I couldn't agree more. Having been a classroom teacher for 20 years, I've repeatedly realized the time a teacher spends with a student is limited, and the breadth of information is practically unlimited. In many disciplines, the content is constantly expanding. Feeding students information and having them regurgitate it on tests is a very low-level form of learning (and an ugly metaphor). Mrs. Adams, our faculty, our administration, and our school board share a conviction that classical Christian education -- and its emphases on developing logical thought, practicing powerful personal expression, and prayerfully seeking virtuous and wise interior lives -- is the educational answer for an age adrift in a sea of disparate information. Coursework, careers, and Christian lives demand we develop, primarily, into life-long learners -- not merely receptacles of information.

Through thoughtfully designed lessons and courses of study, we are teaching students how to think and what to love. This is the humane learning Russell Kirk lauds. We value inquiry-based instruction. We value the Socratic seminar. We seek assessment that asks students for application of what they are learning. We esteem and apply a Biblical worldview. We impart and practice a robust aesthetic with norms for the true, beautiful, and good.

Much of this approach (but not all) is consistent with the best practices celebrated by current educational research. From Focus: Elevating the Essentials to Radically Improve Student Learning (published by ASCD), Mike Schmoker writes that the best educational voices are arguing we "go back to the future, to embrace -- at long last -- a powerful combination of the following strategies for all students:

Adequate amounts of essential subject-area content, concepts, and topics;

Intellectual/thinking skills (e.g., argument, problem solving, reconciling opposing views, drawing one's own conclusions); and

Authentic literacy -- purposeful reading, writing, and discussion of the primary modes of learning both content and thinking skills" (26).

It takes time, talent, and personal devotion to identify what matters most and to share it winsomely, inviting students to do the work of real learning. Our faculty knows what is enduring, is able to identify true understanding in each discipline, and models and shares the tools of learning. Providence's curriculum is centered around the Big Ideas and Essential Questions of life and learning. Big Ideas and Essential Questions animate every subject we teach. We plan for cross-curricular connections; and, ultimately, we seek to reveal to our students the wisdom of Christ found at the heart of every subject.

This is education that impacts the whole student for the whole of his or her life. (See our Graduate Profile: Download PCS Portrait of a Graduate.)

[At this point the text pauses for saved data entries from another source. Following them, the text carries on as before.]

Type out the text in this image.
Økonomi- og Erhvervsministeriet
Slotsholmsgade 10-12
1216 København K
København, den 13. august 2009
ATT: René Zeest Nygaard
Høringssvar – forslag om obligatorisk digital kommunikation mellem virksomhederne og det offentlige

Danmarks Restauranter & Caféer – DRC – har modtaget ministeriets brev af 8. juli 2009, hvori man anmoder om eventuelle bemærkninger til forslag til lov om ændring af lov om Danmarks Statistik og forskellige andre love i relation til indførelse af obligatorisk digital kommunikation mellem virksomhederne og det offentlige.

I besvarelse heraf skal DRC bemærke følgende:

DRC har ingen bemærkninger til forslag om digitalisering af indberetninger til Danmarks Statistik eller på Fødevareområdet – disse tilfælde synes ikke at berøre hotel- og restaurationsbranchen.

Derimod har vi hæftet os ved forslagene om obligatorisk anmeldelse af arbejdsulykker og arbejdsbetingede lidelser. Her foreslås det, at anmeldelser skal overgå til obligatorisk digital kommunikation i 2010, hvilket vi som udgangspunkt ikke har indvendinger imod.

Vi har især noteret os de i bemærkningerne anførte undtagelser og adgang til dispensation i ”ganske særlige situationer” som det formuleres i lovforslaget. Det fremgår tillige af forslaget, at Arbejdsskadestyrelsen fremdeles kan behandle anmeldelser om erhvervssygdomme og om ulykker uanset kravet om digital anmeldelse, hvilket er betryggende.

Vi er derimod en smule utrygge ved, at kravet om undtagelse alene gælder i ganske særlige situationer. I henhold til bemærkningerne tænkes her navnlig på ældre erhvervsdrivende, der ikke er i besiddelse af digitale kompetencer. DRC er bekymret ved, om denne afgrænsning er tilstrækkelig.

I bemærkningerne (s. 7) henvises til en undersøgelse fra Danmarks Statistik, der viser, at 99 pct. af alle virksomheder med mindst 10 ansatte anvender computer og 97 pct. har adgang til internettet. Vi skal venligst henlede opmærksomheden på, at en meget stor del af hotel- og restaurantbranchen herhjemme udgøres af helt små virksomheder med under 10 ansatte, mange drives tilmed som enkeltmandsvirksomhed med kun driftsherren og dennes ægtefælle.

Please pray with us as we continue to mature towards and accomplish this vision. As Russell Kirk cautions:

"What we ought to resist is a schooling that turns out young people who know the price of everything and the value of nothing: people replete with information and unable to digest it. If we restore the dignity of humane learning, we may transcend the Informational Society; we may even achieve a Tolerable Society."

It is timely; it is timeless; and it's worth more than all earthly treasure (Proverbs 2:4). We don't want to miss it.